Researchers Identify Novel Therapy For Treating Muscular Dystrophy

by VR Sreeraman on  January 1, 2009 at 11:53 AM Research News   - G J E 4
 Researchers Identify Novel Therapy For Treating Muscular Dystrophy
Researchers at the University of Nevada School of Medicine Current have suggested that a protein, which helps cells stick together, may lead to enhanced muscle repair in muscular dystrophy.

Muscular dystrophy is a group of inherited genetic diseases that cause progressive muscle weakness.

In one type of muscular dystrophy, patients with mutations in the adhesion molecule alpha 7 integrin experience delayed developmental milestones and impaired mobility.

Currently, there is no treatment or cure for alpha 7 integrin congenital myopathy.

Interactions of alpha 7 integrin with laminin, an extracellular protein found surrounding muscle fibers, promote muscle cell health and survival.
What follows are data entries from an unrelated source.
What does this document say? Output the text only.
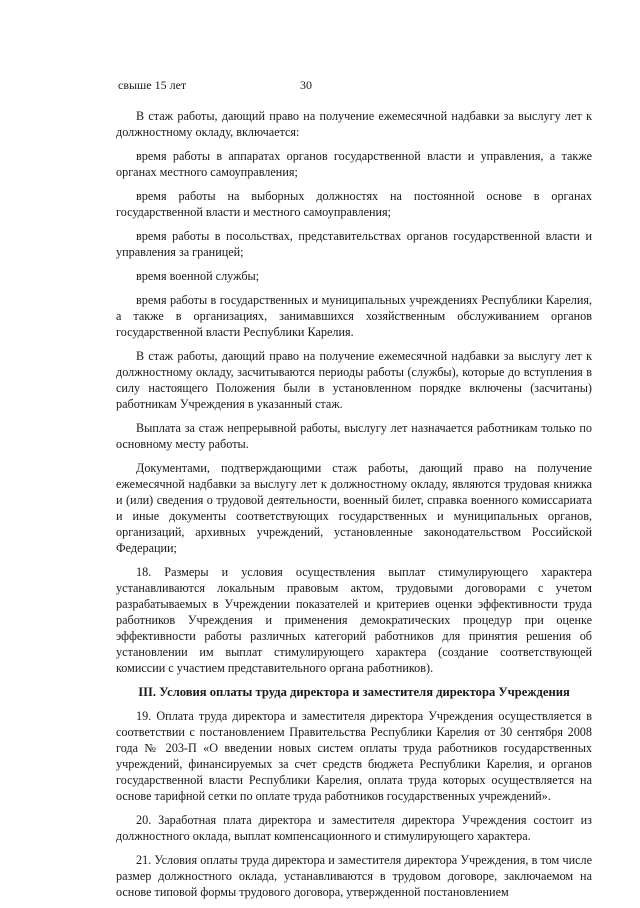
свыше 15 лет	30

В стаж работы, дающий право на получение ежемесячной надбавки за выслугу лет к должностному окладу, включается:

время работы в аппаратах органов государственной власти и управления, а также органах местного самоуправления;

время работы на выборных должностях на постоянной основе в органах государственной власти и местного самоуправления;

время работы в посольствах, представительствах органов государственной власти и управления за границей;

время военной службы;

время работы в государственных и муниципальных учреждениях Республики Карелия, а также в организациях, занимавшихся хозяйственным обслуживанием органов государственной власти Республики Карелия.

В стаж работы, дающий право на получение ежемесячной надбавки за выслугу лет к должностному окладу, засчитываются периоды работы (службы), которые до вступления в силу настоящего Положения были в установленном порядке включены (засчитаны) работникам Учреждения в указанный стаж.

Выплата за стаж непрерывной работы, выслугу лет назначается работникам только по основному месту работы.

Документами, подтверждающими стаж работы, дающий право на получение ежемесячной надбавки за выслугу лет к должностному окладу, являются трудовая книжка и (или) сведения о трудовой деятельности, военный билет, справка военного комиссариата и иные документы соответствующих государственных и муниципальных органов, организаций, архивных учреждений, установленные законодательством Российской Федерации;

18. Размеры и условия осуществления выплат стимулирующего характера устанавливаются локальным правовым актом, трудовыми договорами с учетом разрабатываемых в Учреждении показателей и критериев оценки эффективности труда работников Учреждения и применения демократических процедур при оценке эффективности работы различных категорий работников для принятия решения об установлении им выплат стимулирующего характера (создание соответствующей комиссии с участием представительного органа работников).

III. Условия оплаты труда директора и заместителя директора Учреждения

19. Оплата труда директора и заместителя директора Учреждения осуществляется в соответствии с постановлением Правительства Республики Карелия от 30 сентября 2008 года № 203-П «О введении новых систем оплаты труда работников государственных учреждений, финансируемых за счет средств бюджета Республики Карелия, и органов государственной власти Республики Карелия, оплата труда которых осуществляется на основе тарифной сетки по оплате труда работников государственных учреждений».

20. Заработная плата директора и заместителя директора Учреждения состоит из должностного оклада, выплат компенсационного и стимулирующего характера.

21. Условия оплаты труда директора и заместителя директора Учреждения, в том числе размер должностного оклада, устанавливаются в трудовом договоре, заключаемом на основе типовой формы трудового договора, утвержденной постановлением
Alpha 7 integrin has also been implicated in muscle repair.

To find out if alpha 7 integrin is critical for muscle repair, Dr. Dean Burkin at the University of Nevada and colleagues examined the response to muscle damage in alpha 7 integrin-deficient mice.

They found that alpha 7 integrin-deficient muscle exhibited defective muscular regeneration.

However, injection of laminin-111 restored muscle repair and regeneration.

The data from Rooney et al "indicate a critical role for the alpha7beta1 integrin and laminin in muscle repair and suggest direct muscle injections of laminin may serve as an exciting novel therapy for patients with alpha 7 integrin congenital myopathy and other muscle diseases."

The study appears in the January 2009 issue of The American Journal of Pathology.